Die Zen-Nonne Kankyo Tannier zeigt, wie man im stressigen Alltag Ruhe finden kann.

Vor über zwanzig Jahren beschloss Kankyo Tannier als junge Frau, in ein Zen-Kloster in Frankreich zu ziehen und Nonne zu werden. Heute ist sie als „Nonne 2.0“ bekannt – hält TED-Talks, betreibt einen Blog und betreut den Social-Media- Auftritt des Klosters, in dem sie lebt. Soeben ist ihr neues Buch, „Unterwegs ins Hier und Jetzt“, erschienen, in dem sie erklärt, wie Spiritualität in den Alltag integriert werden kann.

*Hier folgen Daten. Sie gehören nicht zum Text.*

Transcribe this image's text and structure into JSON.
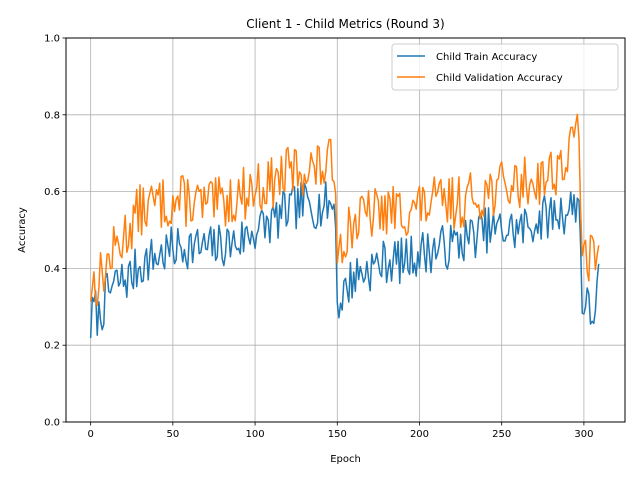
{
  "chart_data": {
    "type": "line",
    "title": "Client 1 - Child Metrics (Round 3)",
    "xlabel": "Epoch",
    "ylabel": "Accuracy",
    "xlim": [
      -15,
      325
    ],
    "ylim": [
      0.0,
      1.0
    ],
    "xticks": [
      0,
      50,
      100,
      150,
      200,
      250,
      300
    ],
    "yticks": [
      0.0,
      0.2,
      0.4,
      0.6,
      0.8,
      1.0
    ],
    "xtick_labels": [
      "0",
      "50",
      "100",
      "150",
      "200",
      "250",
      "300"
    ],
    "ytick_labels": [
      "0.0",
      "0.2",
      "0.4",
      "0.6",
      "0.8",
      "1.0"
    ],
    "grid": true,
    "legend_position": "upper right",
    "x": {
      "start": 0,
      "end": 309,
      "step": 1
    },
    "series": [
      {
        "name": "Child Train Accuracy",
        "color": "#1f77b4",
        "anchors": [
          [
            0,
            0.25
          ],
          [
            2,
            0.3
          ],
          [
            5,
            0.27
          ],
          [
            10,
            0.33
          ],
          [
            15,
            0.36
          ],
          [
            20,
            0.37
          ],
          [
            25,
            0.38
          ],
          [
            30,
            0.41
          ],
          [
            40,
            0.43
          ],
          [
            50,
            0.45
          ],
          [
            60,
            0.46
          ],
          [
            70,
            0.45
          ],
          [
            80,
            0.46
          ],
          [
            90,
            0.47
          ],
          [
            100,
            0.5
          ],
          [
            110,
            0.52
          ],
          [
            120,
            0.55
          ],
          [
            130,
            0.57
          ],
          [
            140,
            0.56
          ],
          [
            145,
            0.57
          ],
          [
            149,
            0.56
          ],
          [
            150,
            0.29
          ],
          [
            153,
            0.33
          ],
          [
            160,
            0.38
          ],
          [
            170,
            0.4
          ],
          [
            180,
            0.42
          ],
          [
            190,
            0.42
          ],
          [
            200,
            0.44
          ],
          [
            210,
            0.45
          ],
          [
            220,
            0.46
          ],
          [
            230,
            0.48
          ],
          [
            240,
            0.5
          ],
          [
            250,
            0.5
          ],
          [
            260,
            0.5
          ],
          [
            270,
            0.52
          ],
          [
            280,
            0.54
          ],
          [
            290,
            0.55
          ],
          [
            297,
            0.58
          ],
          [
            299,
            0.32
          ],
          [
            302,
            0.3
          ],
          [
            305,
            0.27
          ],
          [
            309,
            0.37
          ]
        ],
        "noise": 0.06,
        "seed": 7
      },
      {
        "name": "Child Validation Accuracy",
        "color": "#ff7f0e",
        "anchors": [
          [
            0,
            0.35
          ],
          [
            2,
            0.36
          ],
          [
            5,
            0.37
          ],
          [
            10,
            0.41
          ],
          [
            15,
            0.45
          ],
          [
            20,
            0.48
          ],
          [
            25,
            0.52
          ],
          [
            30,
            0.55
          ],
          [
            40,
            0.57
          ],
          [
            50,
            0.57
          ],
          [
            60,
            0.58
          ],
          [
            70,
            0.56
          ],
          [
            80,
            0.57
          ],
          [
            90,
            0.59
          ],
          [
            100,
            0.61
          ],
          [
            110,
            0.62
          ],
          [
            120,
            0.65
          ],
          [
            130,
            0.66
          ],
          [
            140,
            0.66
          ],
          [
            145,
            0.67
          ],
          [
            149,
            0.66
          ],
          [
            150,
            0.44
          ],
          [
            153,
            0.48
          ],
          [
            160,
            0.52
          ],
          [
            170,
            0.54
          ],
          [
            180,
            0.55
          ],
          [
            190,
            0.55
          ],
          [
            200,
            0.56
          ],
          [
            210,
            0.57
          ],
          [
            220,
            0.57
          ],
          [
            230,
            0.58
          ],
          [
            240,
            0.6
          ],
          [
            250,
            0.61
          ],
          [
            260,
            0.62
          ],
          [
            270,
            0.63
          ],
          [
            280,
            0.65
          ],
          [
            290,
            0.68
          ],
          [
            297,
            0.78
          ],
          [
            299,
            0.45
          ],
          [
            302,
            0.38
          ],
          [
            305,
            0.45
          ],
          [
            309,
            0.43
          ]
        ],
        "noise": 0.07,
        "seed": 13
      }
    ]
  }
}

Ursache\Wirkung hat sie per Skype erreicht – am Vormittag, Kankyo schaltet am Nachmittag als Teil ihrer Praxis sämtliche Netzzugänge ab.

Sie sind über ein Buch des Dalai Lama zum Buddhismus gekommen – was hat Sie daran so beeindruckt?
Ich habe es als junge Studentin Anfang der 1990er-Jahre in meiner Stadtbibliothek entdeckt. Plötzlich habe ich das Cover mit seinem Gesicht gesehen und gedacht: „Das ist gut, das sollte ich nehmen.“ Auf einer Terrasse habe ich begonnen, es zu lesen. Die Idee der Interdependenz, also dass alles in Verbindung steht, war beeindruckend. Vorher war ich alleine in meiner Welt, aber nachdem ich das Buch gelesen hatte, hat alles begonnen, sich zu öffnen. Die Welt ist plötzlich groß geworden. Es gab viel Platz, viel Raum. Wir sind alle Wellen in einem großen Ozean, aber gleichzeitig auch der Ozean. Ich war neunzehn Jahre jung, ein bisschen verloren, da ging das sehr tief.

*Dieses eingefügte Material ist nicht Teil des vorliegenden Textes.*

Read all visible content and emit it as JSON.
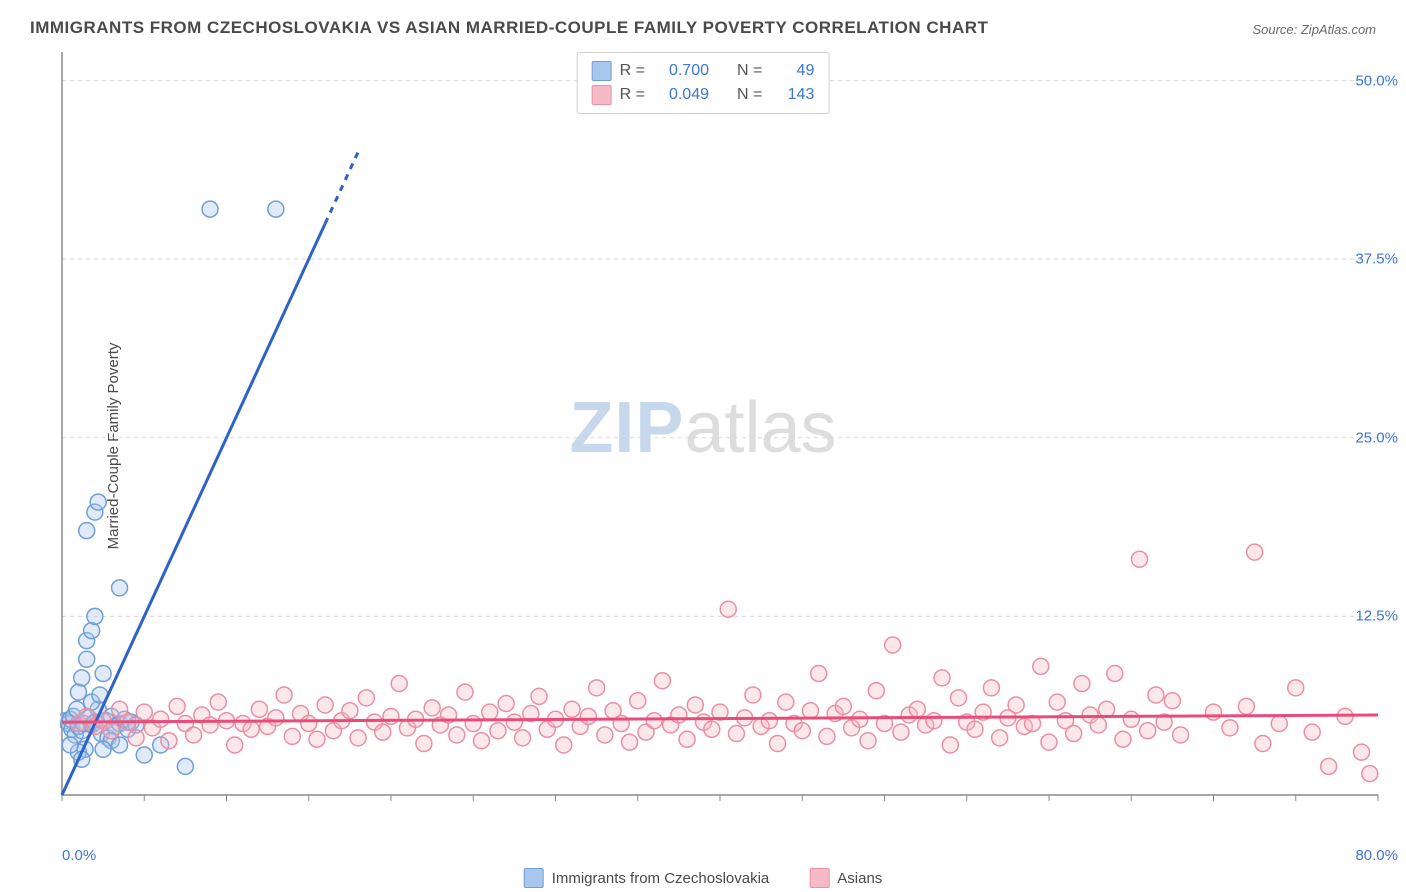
{
  "title": "IMMIGRANTS FROM CZECHOSLOVAKIA VS ASIAN MARRIED-COUPLE FAMILY POVERTY CORRELATION CHART",
  "source": "Source: ZipAtlas.com",
  "y_axis_label": "Married-Couple Family Poverty",
  "watermark": {
    "part1": "ZIP",
    "part2": "atlas"
  },
  "chart": {
    "type": "scatter",
    "background_color": "#ffffff",
    "grid_color": "#d8d8d8",
    "axis_color": "#888888",
    "xlim": [
      0,
      80
    ],
    "ylim": [
      0,
      52
    ],
    "x_ticks": [
      0,
      5,
      10,
      15,
      20,
      25,
      30,
      35,
      40,
      45,
      50,
      55,
      60,
      65,
      70,
      75,
      80
    ],
    "y_gridlines": [
      0,
      12.5,
      25,
      37.5,
      50
    ],
    "x_tick_labels_shown": {
      "0": "0.0%",
      "80": "80.0%"
    },
    "y_tick_labels_shown": {
      "12.5": "12.5%",
      "25": "25.0%",
      "37.5": "37.5%",
      "50": "50.0%"
    },
    "marker_radius": 8,
    "marker_fill_opacity": 0.35,
    "line_width": 3,
    "series": [
      {
        "name": "Immigrants from Czechoslovakia",
        "color_fill": "#a9c6ec",
        "color_stroke": "#6f9fd8",
        "trend_color": "#2e62c9",
        "R": "0.700",
        "N": "49",
        "trendline": {
          "x1": 0,
          "y1": 0,
          "x2": 18,
          "y2": 45,
          "dash_from_x": 16
        },
        "points": [
          [
            0.2,
            5.2
          ],
          [
            0.4,
            5.0
          ],
          [
            0.5,
            5.3
          ],
          [
            0.6,
            4.6
          ],
          [
            0.7,
            5.5
          ],
          [
            0.8,
            4.2
          ],
          [
            0.9,
            6.0
          ],
          [
            1.0,
            4.8
          ],
          [
            1.0,
            7.2
          ],
          [
            1.2,
            4.5
          ],
          [
            1.2,
            8.2
          ],
          [
            1.3,
            5.0
          ],
          [
            1.4,
            3.2
          ],
          [
            1.5,
            9.5
          ],
          [
            1.5,
            10.8
          ],
          [
            1.6,
            5.4
          ],
          [
            1.8,
            4.9
          ],
          [
            1.8,
            11.5
          ],
          [
            2.0,
            5.1
          ],
          [
            2.0,
            12.5
          ],
          [
            2.2,
            6.0
          ],
          [
            2.4,
            4.3
          ],
          [
            2.5,
            8.5
          ],
          [
            2.7,
            5.2
          ],
          [
            2.8,
            4.0
          ],
          [
            3.0,
            5.5
          ],
          [
            3.2,
            4.8
          ],
          [
            3.5,
            5.0
          ],
          [
            3.5,
            14.5
          ],
          [
            3.8,
            5.3
          ],
          [
            4.0,
            4.6
          ],
          [
            4.2,
            5.1
          ],
          [
            4.5,
            4.9
          ],
          [
            1.5,
            18.5
          ],
          [
            2.0,
            19.8
          ],
          [
            2.2,
            20.5
          ],
          [
            3.0,
            3.8
          ],
          [
            3.5,
            3.5
          ],
          [
            1.0,
            3.0
          ],
          [
            0.5,
            3.5
          ],
          [
            1.2,
            2.5
          ],
          [
            2.5,
            3.2
          ],
          [
            5.0,
            2.8
          ],
          [
            6.0,
            3.5
          ],
          [
            7.5,
            2.0
          ],
          [
            9.0,
            41.0
          ],
          [
            13.0,
            41.0
          ],
          [
            1.8,
            6.5
          ],
          [
            2.3,
            7.0
          ]
        ]
      },
      {
        "name": "Asians",
        "color_fill": "#f6b9c6",
        "color_stroke": "#ea8fa3",
        "trend_color": "#e94b7a",
        "R": "0.049",
        "N": "143",
        "trendline": {
          "x1": 0,
          "y1": 5.1,
          "x2": 80,
          "y2": 5.6
        },
        "points": [
          [
            1,
            5.0
          ],
          [
            1.5,
            5.5
          ],
          [
            2,
            4.8
          ],
          [
            2.5,
            5.2
          ],
          [
            3,
            4.5
          ],
          [
            3.5,
            6.0
          ],
          [
            4,
            5.1
          ],
          [
            4.5,
            4.0
          ],
          [
            5,
            5.8
          ],
          [
            5.5,
            4.7
          ],
          [
            6,
            5.3
          ],
          [
            6.5,
            3.8
          ],
          [
            7,
            6.2
          ],
          [
            7.5,
            5.0
          ],
          [
            8,
            4.2
          ],
          [
            8.5,
            5.6
          ],
          [
            9,
            4.9
          ],
          [
            9.5,
            6.5
          ],
          [
            10,
            5.2
          ],
          [
            10.5,
            3.5
          ],
          [
            11,
            5.0
          ],
          [
            11.5,
            4.6
          ],
          [
            12,
            6.0
          ],
          [
            12.5,
            4.8
          ],
          [
            13,
            5.4
          ],
          [
            13.5,
            7.0
          ],
          [
            14,
            4.1
          ],
          [
            14.5,
            5.7
          ],
          [
            15,
            5.0
          ],
          [
            15.5,
            3.9
          ],
          [
            16,
            6.3
          ],
          [
            16.5,
            4.5
          ],
          [
            17,
            5.2
          ],
          [
            17.5,
            5.9
          ],
          [
            18,
            4.0
          ],
          [
            18.5,
            6.8
          ],
          [
            19,
            5.1
          ],
          [
            19.5,
            4.4
          ],
          [
            20,
            5.5
          ],
          [
            20.5,
            7.8
          ],
          [
            21,
            4.7
          ],
          [
            21.5,
            5.3
          ],
          [
            22,
            3.6
          ],
          [
            22.5,
            6.1
          ],
          [
            23,
            4.9
          ],
          [
            23.5,
            5.6
          ],
          [
            24,
            4.2
          ],
          [
            24.5,
            7.2
          ],
          [
            25,
            5.0
          ],
          [
            25.5,
            3.8
          ],
          [
            26,
            5.8
          ],
          [
            26.5,
            4.5
          ],
          [
            27,
            6.4
          ],
          [
            27.5,
            5.1
          ],
          [
            28,
            4.0
          ],
          [
            28.5,
            5.7
          ],
          [
            29,
            6.9
          ],
          [
            29.5,
            4.6
          ],
          [
            30,
            5.3
          ],
          [
            30.5,
            3.5
          ],
          [
            31,
            6.0
          ],
          [
            31.5,
            4.8
          ],
          [
            32,
            5.5
          ],
          [
            32.5,
            7.5
          ],
          [
            33,
            4.2
          ],
          [
            33.5,
            5.9
          ],
          [
            34,
            5.0
          ],
          [
            34.5,
            3.7
          ],
          [
            35,
            6.6
          ],
          [
            35.5,
            4.4
          ],
          [
            36,
            5.2
          ],
          [
            36.5,
            8.0
          ],
          [
            37,
            4.9
          ],
          [
            37.5,
            5.6
          ],
          [
            38,
            3.9
          ],
          [
            38.5,
            6.3
          ],
          [
            39,
            5.1
          ],
          [
            39.5,
            4.6
          ],
          [
            40,
            5.8
          ],
          [
            40.5,
            13.0
          ],
          [
            41,
            4.3
          ],
          [
            41.5,
            5.4
          ],
          [
            42,
            7.0
          ],
          [
            42.5,
            4.8
          ],
          [
            43,
            5.2
          ],
          [
            43.5,
            3.6
          ],
          [
            44,
            6.5
          ],
          [
            44.5,
            5.0
          ],
          [
            45,
            4.5
          ],
          [
            45.5,
            5.9
          ],
          [
            46,
            8.5
          ],
          [
            46.5,
            4.1
          ],
          [
            47,
            5.7
          ],
          [
            47.5,
            6.2
          ],
          [
            48,
            4.7
          ],
          [
            48.5,
            5.3
          ],
          [
            49,
            3.8
          ],
          [
            49.5,
            7.3
          ],
          [
            50,
            5.0
          ],
          [
            50.5,
            10.5
          ],
          [
            51,
            4.4
          ],
          [
            51.5,
            5.6
          ],
          [
            52,
            6.0
          ],
          [
            52.5,
            4.9
          ],
          [
            53,
            5.2
          ],
          [
            53.5,
            8.2
          ],
          [
            54,
            3.5
          ],
          [
            54.5,
            6.8
          ],
          [
            55,
            5.1
          ],
          [
            55.5,
            4.6
          ],
          [
            56,
            5.8
          ],
          [
            56.5,
            7.5
          ],
          [
            57,
            4.0
          ],
          [
            57.5,
            5.4
          ],
          [
            58,
            6.3
          ],
          [
            58.5,
            4.8
          ],
          [
            59,
            5.0
          ],
          [
            59.5,
            9.0
          ],
          [
            60,
            3.7
          ],
          [
            60.5,
            6.5
          ],
          [
            61,
            5.2
          ],
          [
            61.5,
            4.3
          ],
          [
            62,
            7.8
          ],
          [
            62.5,
            5.6
          ],
          [
            63,
            4.9
          ],
          [
            63.5,
            6.0
          ],
          [
            64,
            8.5
          ],
          [
            64.5,
            3.9
          ],
          [
            65,
            5.3
          ],
          [
            65.5,
            16.5
          ],
          [
            66,
            4.5
          ],
          [
            66.5,
            7.0
          ],
          [
            67,
            5.1
          ],
          [
            67.5,
            6.6
          ],
          [
            68,
            4.2
          ],
          [
            70,
            5.8
          ],
          [
            71,
            4.7
          ],
          [
            72,
            6.2
          ],
          [
            72.5,
            17.0
          ],
          [
            73,
            3.6
          ],
          [
            74,
            5.0
          ],
          [
            75,
            7.5
          ],
          [
            76,
            4.4
          ],
          [
            77,
            2.0
          ],
          [
            78,
            5.5
          ],
          [
            79,
            3.0
          ],
          [
            79.5,
            1.5
          ]
        ]
      }
    ]
  },
  "legend_top": {
    "r_label": "R =",
    "n_label": "N ="
  },
  "legend_bottom": [
    "Immigrants from Czechoslovakia",
    "Asians"
  ]
}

Das war der Anfang, und was kam dann?
Ich habe dann viele Bücher über Buddhismus gelesen, später habe ich im Kloster Studienretreats gemacht. Dann habe ich das Zen-Kloster von Meister Deshimaru Roshi in Frankreich entdeckt. Ich habe mit der Zazen-Praxis, einer Art der Zen-Meditation im Kloster, begonnen. Bei dieser Übung habe ich die gleichen Ideen von Raum und Präsenz wiederentdeckt, die mich ursprünglich so beeindruckt hatten.

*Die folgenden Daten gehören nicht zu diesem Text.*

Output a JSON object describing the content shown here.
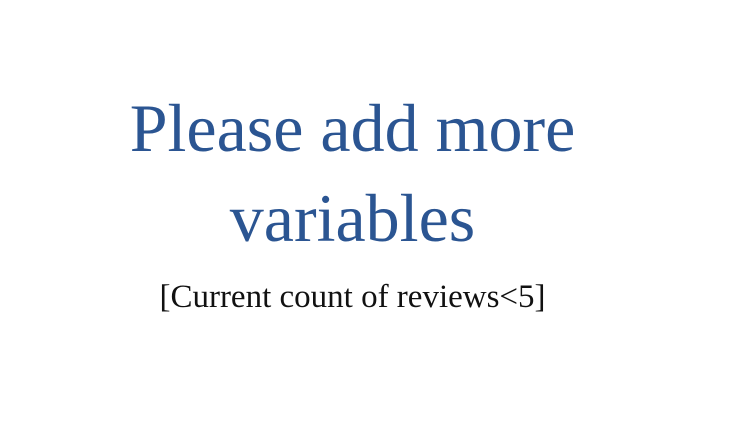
{
  "message": {
    "headline_line1": "Please add more",
    "headline_line2": "variables",
    "detail": "[Current count of reviews<5]"
  },
  "colors": {
    "headline": "#2b5592",
    "detail": "#111111",
    "background": "#ffffff"
  }
}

Sie entschieden sich, Nonne zu werden. Hatten Sie keine Ängste?
Ich wurde nicht sofort Nonne, sondern lebte erst einmal nur im Kloster. Es gab überhaupt kein Gefühl von Angst. Es war so einfach. Mir war klar: Das ist das Leben, das ich möchte. Schon zuvor hatte ich eine sehr spirituelle Umgebung, ich bin katholisch aufgewachsen, Klöster und Nonnen haben mich immer fasziniert. Und dann kam diese Religion in mein Leben. Sie war ein bisschen fremd, sie war nicht die Religion meiner Eltern. Sie weckte eine Lust in mir, sie zu entdecken. Es gab keine Angst. Erst zwei Jahre danach wurde ich Nonne. Die Schwierigkeiten kamen erst später.

Inwiefern?
Ich war anfangs sehr idealistisch. Das Spirituelle, das Zusammenleben war wie eine Art Wunschtraum für mich. Im Kloster lebt man in einer engen Gemeinschaft zusammen, in der es sehr viele verschiedene Personen und Charaktere gibt. Es war ein Abenteuer, und ich musste lernen, Geduld zu haben und die eigenen Emotionen zu beruhigen. Anfangs war ich sehr schlecht darin. (lacht)

Wie hat Ihr Leben als Nonne die Beziehung zu Ihrer Familie geändert?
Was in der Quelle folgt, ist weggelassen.